Investigation of Constructed Wetlands Efficiency in Mercury Removal Using Genetically Generated Fuzzy Knowledge Bases

Wetlands have been known as an efficient and low-cost technology in treating wastewater. Current design approaches lack essential parameters necessary to evaluate the removal of metals contained in waters discharged to constructed wetlands. Research shows a combination of experimental and computation modeling to assess the efficiency of mercury removal. Experimental investigations were conducted to investigate the ability of wetland floating and rooted plants to uptake mercury from water.
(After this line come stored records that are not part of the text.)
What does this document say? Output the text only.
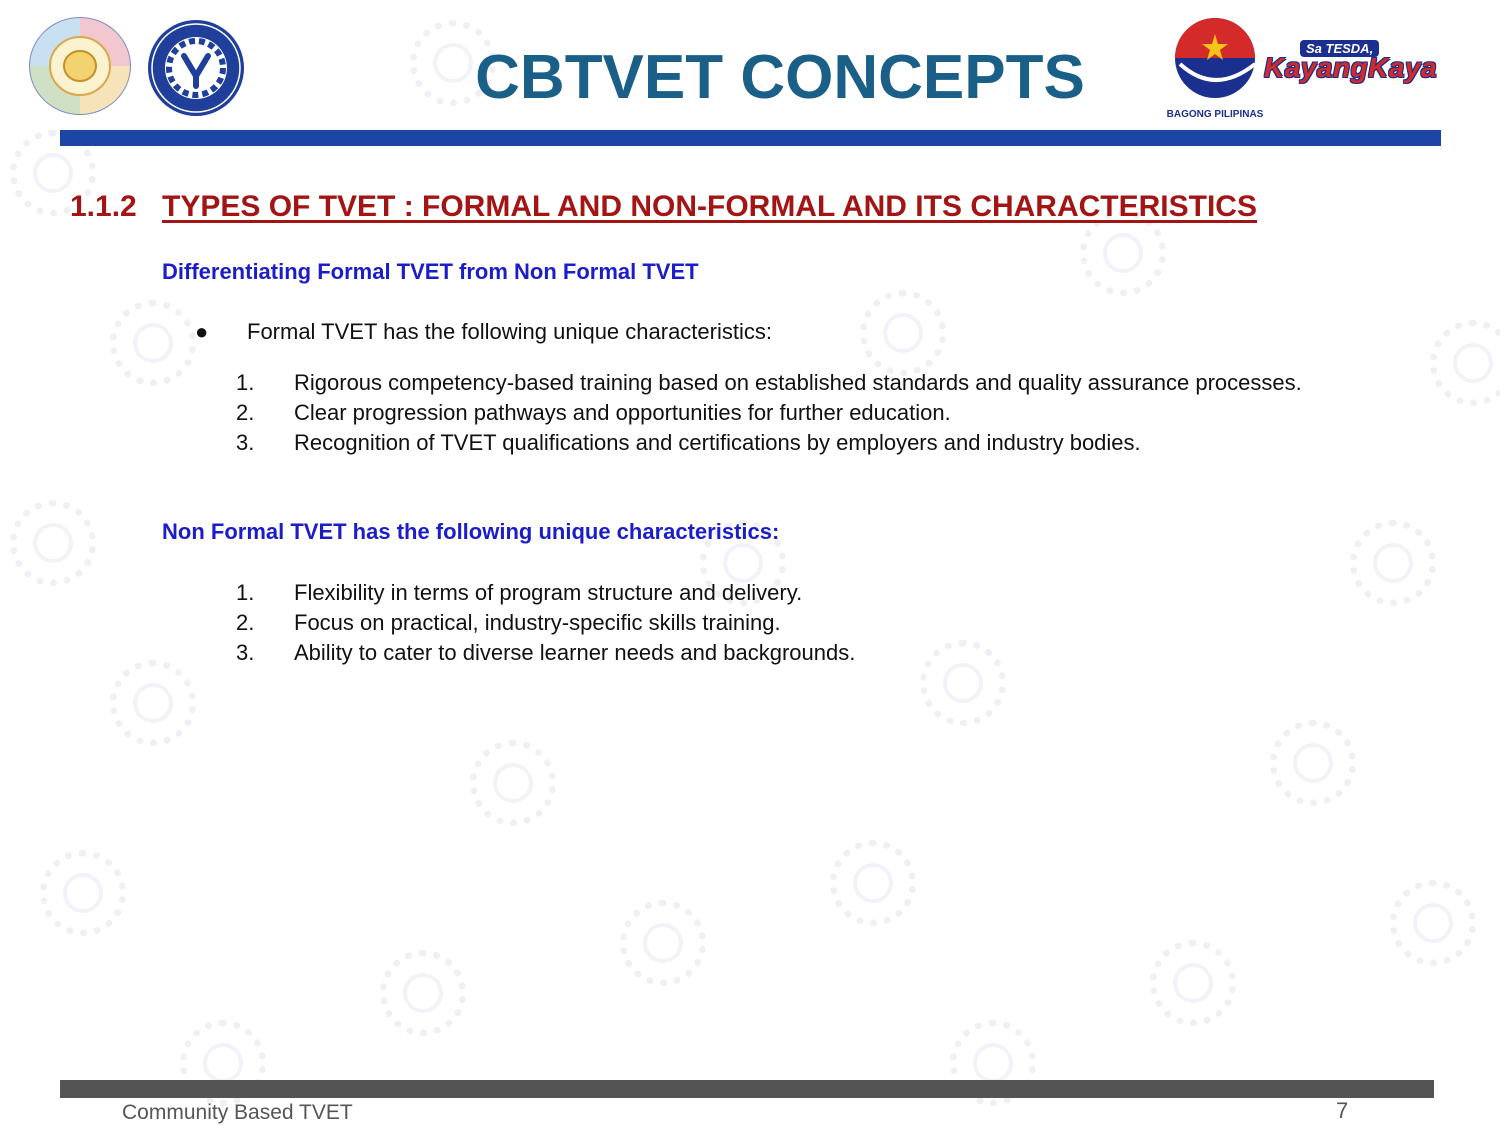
CBTVET CONCEPTS
BAGONG PILIPINAS
Sa TESDA,
KayangKaya
1.1.2 TYPES OF TVET : FORMAL AND NON-FORMAL AND ITS CHARACTERISTICS
Differentiating Formal TVET from Non Formal TVET
● Formal TVET has the following unique characteristics:
1.	Rigorous competency-based training based on established standards and quality assurance processes.
2.	Clear progression pathways and opportunities for further education.
3.	Recognition of TVET qualifications and certifications by employers and industry bodies.
Non Formal TVET has the following unique characteristics:
1.	Flexibility in terms of program structure and delivery.
2.	Focus on practical, industry-specific skills training.
3.	Ability to cater to diverse learner needs and backgrounds.
Community Based TVET	7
Numerical modeling investigations were then carried out to: a) expand the results obtained in the experimental phase by examining the distribution of mercury forms in water; b) evaluating the amount of bioavailable mercury for plant uptake; c) verify the effects of pH, temperature, and chloride concentrations in water on Hg speciation. A fuzzy knowledge base was used to assess efficiency of wetlands for various conditions of mercury discharge. A genetic algorithm (GA) has been developed to automatically construct the knowledge bases used by fuzzy decision support systems (FDSS). The GA produces an optimal approximation of a set of sampled data from a certain amount of input information. The main interest of this method is that it can be used to automatically generate (without the help of an expert) a fuzzy knowledge base---i.e., the fuzzy sets on the premises and conclusions, and the fuzzy rules---. The GA uses two main contradictory optimization criteria, i.e., the approximation error and the complexity level of the knowledge base. The approximation error is computed as the root mean square error between the sampled outputs and the answers of the FDSS Fuzzy-Flou (an FDSS developed at École Polytechnique de Montreal, Canada, and the Technical University of Silesia in Gliwice, Poland) at the corresponding sampled input data. The complexity level is computed as the number of fuzzy rules contained in the knowledge base. The GA deals with many other criteria, e.g., the probability of crossover, the probability of fuzzy-sets displacement, the probability of fuzzy-rules reduction and the probability of mutation, that also control the optimization process. The findings of this research can be applied to wetlands (natural and constructed) were purification of: a) municipal; b) industrial; c) acidic; and d) agricultural wastewater is performed and applied in preparing environmental risk or impact assessments.